* “I am pretty certain I had no involvement,” Sykes said
* Sykes says he did not work in M&A department at time of deal
* Dragon founders seeking hundreds of millions in damages
By Scott Malone
BOSTON, Dec 14 (Reuters) - The head of Goldman Sachs Group Inc’s mergers and acquisition business denied that he had any role in the 2000 sale of voice recognition software company Dragon Systems to a buyer that collapsed soon afterward.
Dragon’s founders have sued Goldman, accusing the Wall Street bank of failing them by advising them to pursue the $580 million all-stock sale to Lernout & Haupsie shortly before the Belgian software company went bankrupt in an accounting scandal.
Gene Sykes, who has spent his entire banking career at Goldman and now runs its M&A business, denied in video testimony played in U.S. District Court in Boston on Friday that he had worked on that deal.
“I am pretty certain I had no involvement, but I also was involved in many transactions and had a lot of people involved in a lot of transactions,” Sykes said in a video deposition recorded in December 2011.
While Sykes has spent most of his career in Goldman’s M&A operation, during the time of the Dragon deal, he was working at its principal investment area, the department that invests the company’s own money.
Janet and James Baker, who founded Dragon and owned 51 percent of it, said they had lost their life’s work after they sold the company.
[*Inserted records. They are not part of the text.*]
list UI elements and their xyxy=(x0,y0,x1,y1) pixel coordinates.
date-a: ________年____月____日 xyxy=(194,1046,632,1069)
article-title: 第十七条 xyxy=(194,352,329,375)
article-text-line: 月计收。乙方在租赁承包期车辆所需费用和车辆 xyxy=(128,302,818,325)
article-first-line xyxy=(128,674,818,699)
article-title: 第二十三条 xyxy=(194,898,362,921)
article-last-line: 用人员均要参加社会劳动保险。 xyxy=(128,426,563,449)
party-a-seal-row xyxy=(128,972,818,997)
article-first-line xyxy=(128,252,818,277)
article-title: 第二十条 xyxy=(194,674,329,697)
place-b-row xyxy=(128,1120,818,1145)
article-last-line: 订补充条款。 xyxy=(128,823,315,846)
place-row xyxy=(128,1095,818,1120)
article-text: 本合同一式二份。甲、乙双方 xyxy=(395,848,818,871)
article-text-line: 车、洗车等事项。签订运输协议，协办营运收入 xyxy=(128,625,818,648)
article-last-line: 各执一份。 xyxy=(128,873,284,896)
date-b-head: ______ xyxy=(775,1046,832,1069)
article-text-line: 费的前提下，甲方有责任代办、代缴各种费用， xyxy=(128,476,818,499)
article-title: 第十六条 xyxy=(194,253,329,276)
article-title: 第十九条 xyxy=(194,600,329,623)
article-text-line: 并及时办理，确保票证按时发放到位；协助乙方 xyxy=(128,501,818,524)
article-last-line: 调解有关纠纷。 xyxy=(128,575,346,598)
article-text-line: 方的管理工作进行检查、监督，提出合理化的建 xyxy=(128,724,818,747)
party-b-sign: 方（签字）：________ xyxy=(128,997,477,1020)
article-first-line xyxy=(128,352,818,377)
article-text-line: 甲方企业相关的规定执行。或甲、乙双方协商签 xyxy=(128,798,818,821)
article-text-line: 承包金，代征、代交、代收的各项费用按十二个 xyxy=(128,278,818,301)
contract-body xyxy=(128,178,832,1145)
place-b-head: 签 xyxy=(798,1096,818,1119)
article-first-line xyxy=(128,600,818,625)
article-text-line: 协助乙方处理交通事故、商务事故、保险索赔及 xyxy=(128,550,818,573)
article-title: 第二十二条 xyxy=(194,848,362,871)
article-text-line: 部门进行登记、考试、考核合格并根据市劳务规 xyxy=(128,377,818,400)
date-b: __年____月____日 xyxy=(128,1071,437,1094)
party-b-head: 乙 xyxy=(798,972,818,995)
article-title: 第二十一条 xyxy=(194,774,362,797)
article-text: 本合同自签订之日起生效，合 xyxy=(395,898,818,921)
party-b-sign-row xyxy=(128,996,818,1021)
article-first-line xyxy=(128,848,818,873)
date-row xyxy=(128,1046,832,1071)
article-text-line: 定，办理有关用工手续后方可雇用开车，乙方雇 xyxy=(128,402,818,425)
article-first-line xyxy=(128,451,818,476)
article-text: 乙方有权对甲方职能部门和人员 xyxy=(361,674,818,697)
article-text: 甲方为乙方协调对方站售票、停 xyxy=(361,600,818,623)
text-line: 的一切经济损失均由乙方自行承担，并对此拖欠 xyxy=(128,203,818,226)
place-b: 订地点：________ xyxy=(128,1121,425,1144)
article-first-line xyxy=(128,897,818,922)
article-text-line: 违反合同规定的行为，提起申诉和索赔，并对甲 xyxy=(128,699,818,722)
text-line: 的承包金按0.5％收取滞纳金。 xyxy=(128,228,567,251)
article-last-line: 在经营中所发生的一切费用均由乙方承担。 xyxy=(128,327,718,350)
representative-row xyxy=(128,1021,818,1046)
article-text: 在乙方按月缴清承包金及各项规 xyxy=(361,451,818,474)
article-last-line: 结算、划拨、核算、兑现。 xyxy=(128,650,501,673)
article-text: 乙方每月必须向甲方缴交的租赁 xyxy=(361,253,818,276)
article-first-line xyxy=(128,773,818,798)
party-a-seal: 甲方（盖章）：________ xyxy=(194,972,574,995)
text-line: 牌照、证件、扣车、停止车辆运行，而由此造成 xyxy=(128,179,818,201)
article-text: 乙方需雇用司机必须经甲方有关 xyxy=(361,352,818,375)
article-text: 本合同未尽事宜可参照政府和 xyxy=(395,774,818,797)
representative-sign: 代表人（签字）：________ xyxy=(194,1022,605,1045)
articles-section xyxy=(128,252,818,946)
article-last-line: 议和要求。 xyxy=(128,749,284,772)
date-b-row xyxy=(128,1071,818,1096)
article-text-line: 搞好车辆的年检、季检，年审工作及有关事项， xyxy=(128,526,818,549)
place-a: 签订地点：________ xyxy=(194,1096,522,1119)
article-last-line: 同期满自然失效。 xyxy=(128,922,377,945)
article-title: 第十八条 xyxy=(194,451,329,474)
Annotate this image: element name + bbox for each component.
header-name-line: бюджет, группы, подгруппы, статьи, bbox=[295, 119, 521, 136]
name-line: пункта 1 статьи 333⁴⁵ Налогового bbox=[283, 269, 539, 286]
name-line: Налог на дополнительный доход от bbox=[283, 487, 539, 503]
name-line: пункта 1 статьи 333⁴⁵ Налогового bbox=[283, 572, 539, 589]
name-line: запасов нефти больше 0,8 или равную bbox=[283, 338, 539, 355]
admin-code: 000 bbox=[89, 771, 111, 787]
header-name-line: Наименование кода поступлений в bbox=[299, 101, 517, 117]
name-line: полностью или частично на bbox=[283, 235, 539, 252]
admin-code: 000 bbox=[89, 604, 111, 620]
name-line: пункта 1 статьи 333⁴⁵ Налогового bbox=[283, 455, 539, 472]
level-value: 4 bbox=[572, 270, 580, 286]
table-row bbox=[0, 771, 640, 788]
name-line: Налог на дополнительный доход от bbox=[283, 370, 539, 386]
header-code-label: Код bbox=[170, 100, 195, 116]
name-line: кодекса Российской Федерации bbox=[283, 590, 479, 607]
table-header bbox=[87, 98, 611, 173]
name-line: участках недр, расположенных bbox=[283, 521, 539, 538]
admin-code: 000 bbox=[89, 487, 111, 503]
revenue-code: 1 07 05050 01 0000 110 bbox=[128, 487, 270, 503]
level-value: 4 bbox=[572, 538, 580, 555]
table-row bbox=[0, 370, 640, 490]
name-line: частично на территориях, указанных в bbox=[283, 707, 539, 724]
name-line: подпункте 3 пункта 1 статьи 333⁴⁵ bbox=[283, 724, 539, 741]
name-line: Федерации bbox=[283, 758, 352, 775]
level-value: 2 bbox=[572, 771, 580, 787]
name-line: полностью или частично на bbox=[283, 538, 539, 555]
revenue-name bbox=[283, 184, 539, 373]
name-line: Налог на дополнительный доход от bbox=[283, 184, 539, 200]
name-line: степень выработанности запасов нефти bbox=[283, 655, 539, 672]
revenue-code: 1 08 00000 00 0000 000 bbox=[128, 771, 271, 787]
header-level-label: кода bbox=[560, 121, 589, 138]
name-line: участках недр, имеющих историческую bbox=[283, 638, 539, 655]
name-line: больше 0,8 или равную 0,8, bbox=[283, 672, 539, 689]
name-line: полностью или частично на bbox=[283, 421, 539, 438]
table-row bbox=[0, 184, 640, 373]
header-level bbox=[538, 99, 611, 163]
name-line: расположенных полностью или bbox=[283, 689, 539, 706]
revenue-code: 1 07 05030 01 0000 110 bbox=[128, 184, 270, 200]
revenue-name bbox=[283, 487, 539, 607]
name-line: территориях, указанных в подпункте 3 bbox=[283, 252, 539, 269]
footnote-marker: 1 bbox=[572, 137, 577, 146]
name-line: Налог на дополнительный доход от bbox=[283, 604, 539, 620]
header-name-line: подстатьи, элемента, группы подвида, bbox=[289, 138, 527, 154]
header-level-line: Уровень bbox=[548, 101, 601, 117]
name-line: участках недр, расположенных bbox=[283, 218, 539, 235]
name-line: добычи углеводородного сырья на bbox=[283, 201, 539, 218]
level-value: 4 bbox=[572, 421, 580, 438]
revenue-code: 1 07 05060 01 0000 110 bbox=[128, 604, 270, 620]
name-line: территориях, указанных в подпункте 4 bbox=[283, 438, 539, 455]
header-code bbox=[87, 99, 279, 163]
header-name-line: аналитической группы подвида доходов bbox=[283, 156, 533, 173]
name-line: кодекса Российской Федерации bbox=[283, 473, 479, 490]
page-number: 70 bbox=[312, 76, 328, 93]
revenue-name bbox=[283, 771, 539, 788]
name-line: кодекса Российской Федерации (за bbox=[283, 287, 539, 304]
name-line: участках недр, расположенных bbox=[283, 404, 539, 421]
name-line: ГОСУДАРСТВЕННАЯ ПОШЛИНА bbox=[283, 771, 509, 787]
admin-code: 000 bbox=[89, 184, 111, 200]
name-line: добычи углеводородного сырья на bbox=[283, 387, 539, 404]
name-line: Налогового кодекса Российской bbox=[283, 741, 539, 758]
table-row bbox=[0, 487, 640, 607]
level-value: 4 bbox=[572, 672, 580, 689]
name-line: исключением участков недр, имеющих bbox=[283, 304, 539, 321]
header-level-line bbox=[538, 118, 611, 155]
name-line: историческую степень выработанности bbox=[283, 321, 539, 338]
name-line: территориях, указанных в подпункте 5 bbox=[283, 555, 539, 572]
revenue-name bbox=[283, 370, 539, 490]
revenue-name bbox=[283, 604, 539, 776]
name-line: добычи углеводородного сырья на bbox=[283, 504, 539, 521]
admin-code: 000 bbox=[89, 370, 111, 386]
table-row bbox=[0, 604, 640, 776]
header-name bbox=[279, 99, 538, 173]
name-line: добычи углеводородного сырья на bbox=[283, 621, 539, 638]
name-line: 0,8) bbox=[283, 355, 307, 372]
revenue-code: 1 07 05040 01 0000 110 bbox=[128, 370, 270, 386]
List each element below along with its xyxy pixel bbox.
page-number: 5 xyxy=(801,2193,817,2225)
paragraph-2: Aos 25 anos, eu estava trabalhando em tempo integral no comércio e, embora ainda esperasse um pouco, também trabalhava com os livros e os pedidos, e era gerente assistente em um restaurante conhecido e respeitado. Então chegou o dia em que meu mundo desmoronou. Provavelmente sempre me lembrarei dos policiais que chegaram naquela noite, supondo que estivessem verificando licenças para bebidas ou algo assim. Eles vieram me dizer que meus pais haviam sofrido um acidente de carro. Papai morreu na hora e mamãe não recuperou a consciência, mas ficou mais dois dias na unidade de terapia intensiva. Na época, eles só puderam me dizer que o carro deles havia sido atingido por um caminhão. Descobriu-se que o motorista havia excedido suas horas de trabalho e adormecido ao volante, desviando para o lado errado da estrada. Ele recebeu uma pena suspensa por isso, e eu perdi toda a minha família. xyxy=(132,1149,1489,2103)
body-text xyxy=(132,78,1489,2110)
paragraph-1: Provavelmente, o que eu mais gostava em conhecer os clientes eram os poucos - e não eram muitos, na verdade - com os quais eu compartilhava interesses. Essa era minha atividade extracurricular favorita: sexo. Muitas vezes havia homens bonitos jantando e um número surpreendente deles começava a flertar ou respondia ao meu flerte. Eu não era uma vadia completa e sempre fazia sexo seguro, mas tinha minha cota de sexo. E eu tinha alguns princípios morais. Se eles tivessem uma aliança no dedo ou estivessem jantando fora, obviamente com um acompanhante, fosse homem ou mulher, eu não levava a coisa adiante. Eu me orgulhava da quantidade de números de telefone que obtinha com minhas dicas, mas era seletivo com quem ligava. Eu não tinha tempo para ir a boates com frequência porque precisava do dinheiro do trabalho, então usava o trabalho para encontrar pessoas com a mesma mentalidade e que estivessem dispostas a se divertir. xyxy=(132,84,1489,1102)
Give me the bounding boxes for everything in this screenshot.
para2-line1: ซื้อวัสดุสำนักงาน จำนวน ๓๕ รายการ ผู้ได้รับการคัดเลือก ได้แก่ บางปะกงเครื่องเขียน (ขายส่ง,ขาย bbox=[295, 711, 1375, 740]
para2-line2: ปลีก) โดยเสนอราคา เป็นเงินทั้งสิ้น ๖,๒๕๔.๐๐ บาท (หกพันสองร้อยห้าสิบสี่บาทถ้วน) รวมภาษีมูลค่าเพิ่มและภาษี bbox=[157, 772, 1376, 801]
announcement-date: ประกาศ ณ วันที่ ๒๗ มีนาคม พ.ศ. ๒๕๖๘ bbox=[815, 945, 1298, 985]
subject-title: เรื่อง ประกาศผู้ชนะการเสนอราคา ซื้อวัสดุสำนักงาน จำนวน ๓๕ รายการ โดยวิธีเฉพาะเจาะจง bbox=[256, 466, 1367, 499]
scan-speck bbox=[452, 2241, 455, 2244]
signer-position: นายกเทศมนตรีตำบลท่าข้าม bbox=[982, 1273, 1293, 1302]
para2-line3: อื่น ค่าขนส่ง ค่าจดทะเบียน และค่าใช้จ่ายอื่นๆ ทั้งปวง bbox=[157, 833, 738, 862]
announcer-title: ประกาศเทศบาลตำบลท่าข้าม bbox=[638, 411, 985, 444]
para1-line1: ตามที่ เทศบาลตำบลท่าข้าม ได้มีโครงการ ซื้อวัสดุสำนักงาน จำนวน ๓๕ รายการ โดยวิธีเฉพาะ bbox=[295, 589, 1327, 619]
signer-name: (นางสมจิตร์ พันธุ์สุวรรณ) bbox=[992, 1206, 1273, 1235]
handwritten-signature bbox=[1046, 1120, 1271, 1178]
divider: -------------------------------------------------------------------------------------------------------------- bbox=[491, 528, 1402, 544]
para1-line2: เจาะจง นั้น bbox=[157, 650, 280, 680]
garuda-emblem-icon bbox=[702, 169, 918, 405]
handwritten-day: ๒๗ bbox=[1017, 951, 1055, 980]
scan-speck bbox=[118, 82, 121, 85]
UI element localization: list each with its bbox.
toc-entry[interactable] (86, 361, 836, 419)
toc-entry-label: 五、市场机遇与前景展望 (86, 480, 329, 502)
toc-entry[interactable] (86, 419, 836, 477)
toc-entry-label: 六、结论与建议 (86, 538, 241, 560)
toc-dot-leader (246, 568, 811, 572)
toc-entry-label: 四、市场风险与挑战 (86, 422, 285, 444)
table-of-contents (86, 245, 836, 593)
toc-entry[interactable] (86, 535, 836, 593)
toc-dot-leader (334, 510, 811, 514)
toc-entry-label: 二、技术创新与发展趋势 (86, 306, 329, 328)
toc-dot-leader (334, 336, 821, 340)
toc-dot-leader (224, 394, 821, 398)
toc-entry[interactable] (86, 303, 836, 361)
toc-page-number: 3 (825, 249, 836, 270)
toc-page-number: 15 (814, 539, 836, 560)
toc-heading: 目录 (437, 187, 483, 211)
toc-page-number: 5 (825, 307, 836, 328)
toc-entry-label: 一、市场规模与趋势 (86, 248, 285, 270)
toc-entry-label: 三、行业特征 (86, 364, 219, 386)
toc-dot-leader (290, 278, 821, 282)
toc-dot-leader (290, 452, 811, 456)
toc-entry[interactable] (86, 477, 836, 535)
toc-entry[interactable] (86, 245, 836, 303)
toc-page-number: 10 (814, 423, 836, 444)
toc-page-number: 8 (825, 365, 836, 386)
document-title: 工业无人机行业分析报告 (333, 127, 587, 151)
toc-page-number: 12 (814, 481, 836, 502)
They had only sold a few million dollars worth of the stock they had received before L&H’s collapse wiped out the value of their remaining shares.
The Bakers and two other early Dragon employees have sued Goldman for several hundred million dollars.
Goldman lawyers have argued that the Bakers hired the bank to structure a deal with L&H, not to investigate it for accounting fraud. They have said that Goldman advised Dragon to hire an accountant to analyze the buyer’s stability.
Goldman denied civil claims that include gross negligence and breach of fiduciary duty. The jury trial, which began on Monday, is expected to last two months.
The deal, and L&H’s collapse, came around the end of the technology stock bubble of the late 1990s, a time when investors had been eagerly chasing new and sometimes poorly managed Internet companies.
Sykes, who today has a seat on Goldman’s powerful 28-member management committee, said he had been unaware of the specifics of L&H’s collapse prior to being called to testify.
“I can’t recall that I ever became aware of it independently of hearing that I was going to be deposed in this case,” Sykes said, adding that he knew the name was “a newsworthy item at some point years ago” but had not recalled specifics.
Dressed in a tie and white shirt, with his jacket over the back of his chair, Sykes said his role was to advise clients and negotiate deals, but that clients make their own decisions.
“I make sure I try to give them the right advice so that they can make good decisions about the various options they have,” Sykes said.
One of the four Goldman bankers who advised Dragon on the deal said in early court testimony that he had reported to Sykes.
Goldman’s reputation has been tarnished in recent years by allegations that the company has treated clients shabbily. Earlier this year, one executive leaving the bank published a resignation letter calling the bank a “toxic” place where managing directors referred to their clients as “muppets.”
The bank has said that employee performed poorly and left after demanding a raise and promotion that he was denied.
Nuance Communications Inc now owns the Dragon software.